Not sure what New Scientist you read, but with all the jobs ads it has a higher ad content than most other content driven magazines and more in line with other trade magazines. It has around 35 editorial/content staff and about 30 staff selling advertising which indicates how important ads are.
As for your aside, it’s a nice theory, but the print editions are different for UK, US and Australia indicating that their market is not international.
Anyway, my point was that you said:”I’m at a loss to see a justification for a differential in the online pricing.” and my answer is that is because you ignored advertising and that the decision is not necessarily the ‘discrimination’ you assume it is.
A few years ago I spent some time with the New Scientist publishers and their business model. At least as things stood ten years ago subscriptions were their bread and butter – which is largely why Reed Elsevier loved them so. I’m sure the advertising revenue is not to be sneezed at but it certainly wasn’t their driver historically.
A quick look at the Reed Elsevier site doesn’t shed much light on the current situation, although interestingly they cite the New Scientist audience in terms of a “weekly worldwide audience”.
By the way, I do agree about Zinio. They do the same to me and send promotions which just waste time because they aren’t actually available outside the US. They even break the law in the UK by advertising prices excluding VAT and then add VAT (GST to you) at checkout. They are also typically pretty expensive compare with other providers (at least in the UK)
By the way, Andy’s trick assumes that you have a credit card (any one) registered to a US address. I do have so one of the few magazines I still read on Zinio is New Scientist because you can’t beat the $72 US price. However if you don’t then I doubt that just typing a US address in and trying to pay with a Aus registered credit card would work.
Actually Chris, I used my Australian credit card to get that Zinio sub.
They require a US postal address true, but they don’t seem to check where the card itself was issued.

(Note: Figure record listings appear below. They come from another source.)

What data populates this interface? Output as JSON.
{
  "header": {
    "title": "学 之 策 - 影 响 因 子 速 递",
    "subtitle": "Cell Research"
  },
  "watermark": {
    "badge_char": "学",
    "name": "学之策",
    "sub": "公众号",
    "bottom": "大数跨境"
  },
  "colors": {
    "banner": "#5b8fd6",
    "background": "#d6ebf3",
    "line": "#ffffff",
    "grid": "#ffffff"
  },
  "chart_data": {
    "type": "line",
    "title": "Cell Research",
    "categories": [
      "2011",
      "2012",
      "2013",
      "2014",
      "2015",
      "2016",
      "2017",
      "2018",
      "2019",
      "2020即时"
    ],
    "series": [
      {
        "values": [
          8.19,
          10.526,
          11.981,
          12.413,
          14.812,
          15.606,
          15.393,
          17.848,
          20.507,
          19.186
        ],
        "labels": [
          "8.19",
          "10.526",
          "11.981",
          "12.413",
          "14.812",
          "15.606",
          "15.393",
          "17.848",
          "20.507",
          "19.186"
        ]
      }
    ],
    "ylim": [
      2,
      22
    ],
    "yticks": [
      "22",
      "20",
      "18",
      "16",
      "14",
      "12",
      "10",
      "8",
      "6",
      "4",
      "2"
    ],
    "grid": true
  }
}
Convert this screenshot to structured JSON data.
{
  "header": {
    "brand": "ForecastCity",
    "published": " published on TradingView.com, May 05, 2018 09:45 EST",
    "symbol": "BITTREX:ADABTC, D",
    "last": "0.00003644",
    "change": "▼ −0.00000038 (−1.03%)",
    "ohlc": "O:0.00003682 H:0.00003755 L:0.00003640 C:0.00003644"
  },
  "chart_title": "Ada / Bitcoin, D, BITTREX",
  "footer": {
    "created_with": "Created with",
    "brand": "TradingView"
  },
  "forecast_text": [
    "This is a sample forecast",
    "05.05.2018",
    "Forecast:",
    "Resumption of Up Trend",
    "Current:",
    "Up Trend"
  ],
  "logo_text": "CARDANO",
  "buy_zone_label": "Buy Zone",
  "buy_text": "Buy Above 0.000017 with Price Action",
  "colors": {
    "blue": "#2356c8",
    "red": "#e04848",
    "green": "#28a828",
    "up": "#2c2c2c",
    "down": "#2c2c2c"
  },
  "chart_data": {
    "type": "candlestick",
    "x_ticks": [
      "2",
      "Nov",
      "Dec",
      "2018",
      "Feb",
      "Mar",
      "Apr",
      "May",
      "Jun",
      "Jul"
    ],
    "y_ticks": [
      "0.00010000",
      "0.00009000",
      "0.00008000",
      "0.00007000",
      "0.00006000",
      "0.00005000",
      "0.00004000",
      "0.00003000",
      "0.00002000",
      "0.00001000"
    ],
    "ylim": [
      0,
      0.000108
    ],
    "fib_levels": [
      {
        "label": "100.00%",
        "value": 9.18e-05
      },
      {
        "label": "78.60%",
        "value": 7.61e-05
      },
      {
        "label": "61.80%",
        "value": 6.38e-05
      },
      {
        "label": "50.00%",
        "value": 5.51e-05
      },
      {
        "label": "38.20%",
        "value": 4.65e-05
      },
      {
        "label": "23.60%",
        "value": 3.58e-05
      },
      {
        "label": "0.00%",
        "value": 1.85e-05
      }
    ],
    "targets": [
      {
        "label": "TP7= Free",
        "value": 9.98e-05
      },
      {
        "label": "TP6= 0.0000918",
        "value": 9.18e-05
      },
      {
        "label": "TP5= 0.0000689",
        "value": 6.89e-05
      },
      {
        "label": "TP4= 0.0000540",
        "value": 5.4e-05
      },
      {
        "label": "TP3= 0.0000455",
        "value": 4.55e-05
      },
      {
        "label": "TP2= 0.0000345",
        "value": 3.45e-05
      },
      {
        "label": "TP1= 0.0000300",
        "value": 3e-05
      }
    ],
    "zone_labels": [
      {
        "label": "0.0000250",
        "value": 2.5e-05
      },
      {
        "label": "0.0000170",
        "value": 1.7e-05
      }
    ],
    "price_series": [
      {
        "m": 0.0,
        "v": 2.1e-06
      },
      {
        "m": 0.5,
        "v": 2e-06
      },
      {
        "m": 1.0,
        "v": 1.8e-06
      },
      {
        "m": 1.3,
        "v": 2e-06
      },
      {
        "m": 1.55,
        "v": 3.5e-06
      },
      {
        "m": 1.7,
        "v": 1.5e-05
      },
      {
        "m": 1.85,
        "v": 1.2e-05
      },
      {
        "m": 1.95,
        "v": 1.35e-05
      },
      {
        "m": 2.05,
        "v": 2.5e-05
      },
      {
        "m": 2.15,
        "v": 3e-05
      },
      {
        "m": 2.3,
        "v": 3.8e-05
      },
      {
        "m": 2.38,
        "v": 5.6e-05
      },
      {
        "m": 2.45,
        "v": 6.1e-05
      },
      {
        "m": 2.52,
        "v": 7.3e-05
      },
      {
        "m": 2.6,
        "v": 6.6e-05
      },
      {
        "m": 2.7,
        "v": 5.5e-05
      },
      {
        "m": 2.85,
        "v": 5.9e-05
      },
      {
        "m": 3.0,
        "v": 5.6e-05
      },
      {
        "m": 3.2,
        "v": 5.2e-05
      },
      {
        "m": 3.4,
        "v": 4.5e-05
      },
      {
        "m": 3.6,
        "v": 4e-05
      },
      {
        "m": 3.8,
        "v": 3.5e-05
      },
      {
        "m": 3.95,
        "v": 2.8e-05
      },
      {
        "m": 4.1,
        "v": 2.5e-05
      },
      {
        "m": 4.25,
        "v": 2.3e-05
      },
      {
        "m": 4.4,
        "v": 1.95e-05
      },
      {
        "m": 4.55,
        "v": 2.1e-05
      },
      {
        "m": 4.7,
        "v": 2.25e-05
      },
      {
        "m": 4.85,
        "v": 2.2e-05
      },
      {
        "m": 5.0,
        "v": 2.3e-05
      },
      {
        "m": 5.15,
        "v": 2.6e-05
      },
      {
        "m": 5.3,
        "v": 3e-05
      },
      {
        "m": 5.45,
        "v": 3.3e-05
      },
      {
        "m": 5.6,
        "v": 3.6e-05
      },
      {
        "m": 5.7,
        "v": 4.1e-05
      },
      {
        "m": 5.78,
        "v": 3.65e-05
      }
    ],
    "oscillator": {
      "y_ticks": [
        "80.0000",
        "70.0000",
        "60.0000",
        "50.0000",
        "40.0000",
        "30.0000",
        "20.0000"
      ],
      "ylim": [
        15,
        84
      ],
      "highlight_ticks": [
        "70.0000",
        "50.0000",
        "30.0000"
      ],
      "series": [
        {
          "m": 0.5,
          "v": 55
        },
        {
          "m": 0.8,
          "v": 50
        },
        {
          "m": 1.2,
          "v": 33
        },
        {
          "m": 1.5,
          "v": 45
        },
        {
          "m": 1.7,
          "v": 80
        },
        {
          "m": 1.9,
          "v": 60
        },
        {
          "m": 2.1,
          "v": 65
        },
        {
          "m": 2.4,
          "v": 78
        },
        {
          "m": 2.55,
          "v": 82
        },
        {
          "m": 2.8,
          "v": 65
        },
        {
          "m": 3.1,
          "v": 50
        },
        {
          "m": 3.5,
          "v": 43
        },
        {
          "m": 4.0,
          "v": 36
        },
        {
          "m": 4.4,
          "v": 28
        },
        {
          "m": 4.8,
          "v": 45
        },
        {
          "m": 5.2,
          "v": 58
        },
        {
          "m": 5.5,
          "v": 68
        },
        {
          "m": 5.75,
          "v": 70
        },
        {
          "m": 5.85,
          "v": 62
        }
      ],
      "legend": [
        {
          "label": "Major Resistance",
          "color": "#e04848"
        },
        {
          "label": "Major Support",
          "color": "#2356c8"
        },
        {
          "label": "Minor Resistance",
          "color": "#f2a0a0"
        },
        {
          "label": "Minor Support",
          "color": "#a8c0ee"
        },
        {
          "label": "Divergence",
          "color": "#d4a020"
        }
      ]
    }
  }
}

This was the case as of May 2012, I don’t know if that has since changed – I guess I’ll find out when it’s time to renew.
Andy – Just to clarify. You mean that there was no link between the card and the address you entered ? I know the country of issuance of the card doesn’t matter but I always assumed that the card was validated against the address of the subscription..
Thats right. I tried making up a nonsense US address first, which it rejected. Then I went to google maps, and picked a random, genuine street address in Portland, Oregon (as Oregon doesnt have a sales tax). That was accepted and my transaction went through.